The second book, the book that emerges as a subtext in "Diplomacy," is a more subjective and cunning one. To begin with, this book attempts to place Mr. Kissinger's own policy-making exploits (as national security adviser and Secretary of State under President Richard M. Nixon) in context with the policy-making records of such historical giants as Metternich, Castlereagh and Bismarck. While making an impassioned case for such Kissingerian concepts as triangular diplomacy, linkage and balance-of-power negotiations, the book also tries to spin recent and not-so-recent history to support Mr. Kissinger's own embrace (as both a scholar and a policy maker) of the power-oriented pragmatics of realpolitik.
For instance, the failure of the Western democracies to recognize the dangers of Nazi Germany early on, Mr. Kissinger suggests, can be attributed to those countries' failure to pay attention to traditional balance-of-power tenets, which "should have made it clear that a large and strong Germany bordered on the east by small and weak states was a dangerous threat," regardless of Hitler's motives.
Such arguments, of course, serve another purpose in this book as well: they provide a resonant historical backdrop for Mr. Kissinger's efforts to explain and vindicate his own handling of foreign affairs for President Nixon.
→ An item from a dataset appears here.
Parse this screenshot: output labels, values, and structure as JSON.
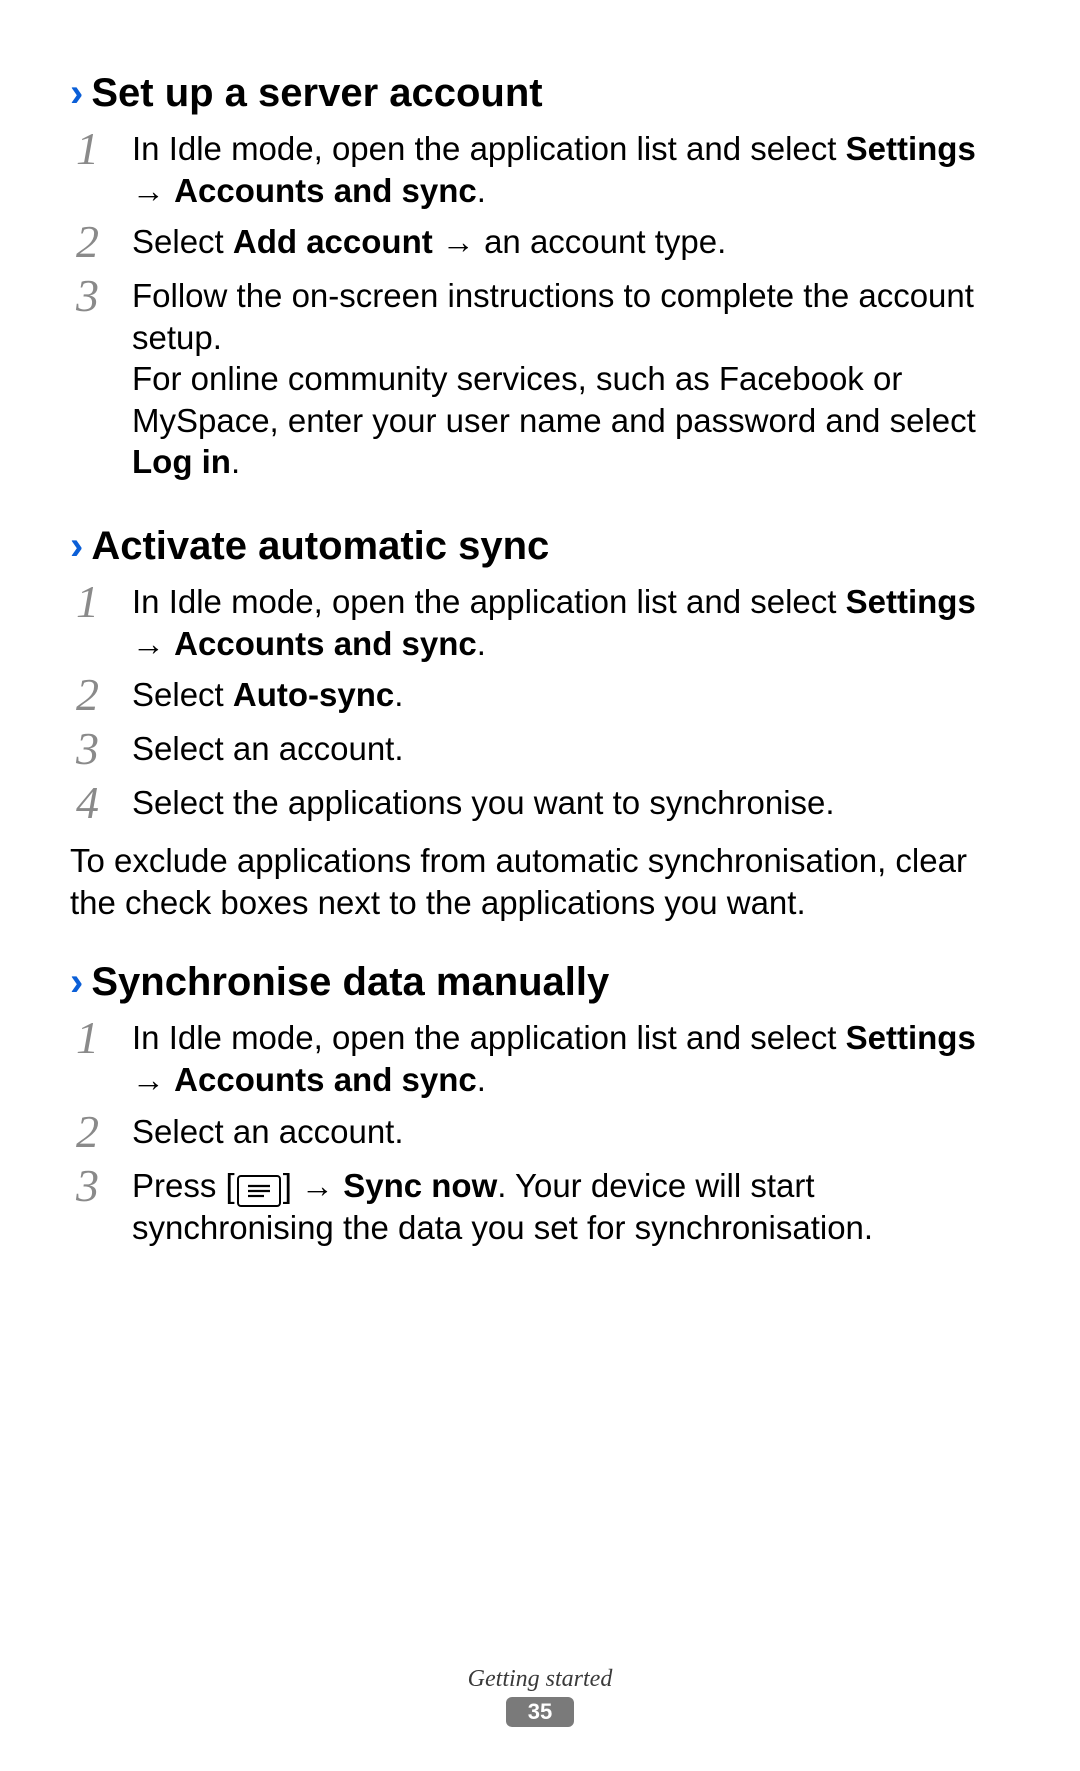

After all, as Mr. Kissinger well knows, books have the capacity to help shape one's place in history (or at least affect how one's efforts are perceived): his second book, "Nuclear Weapons and Foreign Policy" (1957), made him an intellectual celebrity at the age of 34, while his later books, including his best-selling memoirs, helped cement his fame. In this respect, "Diplomacy" can be seen as a kind of response to the publication of recent books (from Seymour M. Hersh's angry diatribe "The Price of Power" to Walter Isaacson's comprehensive biography, "Kissinger") that have provided less-than-flattering portraits of the former Secretary of State.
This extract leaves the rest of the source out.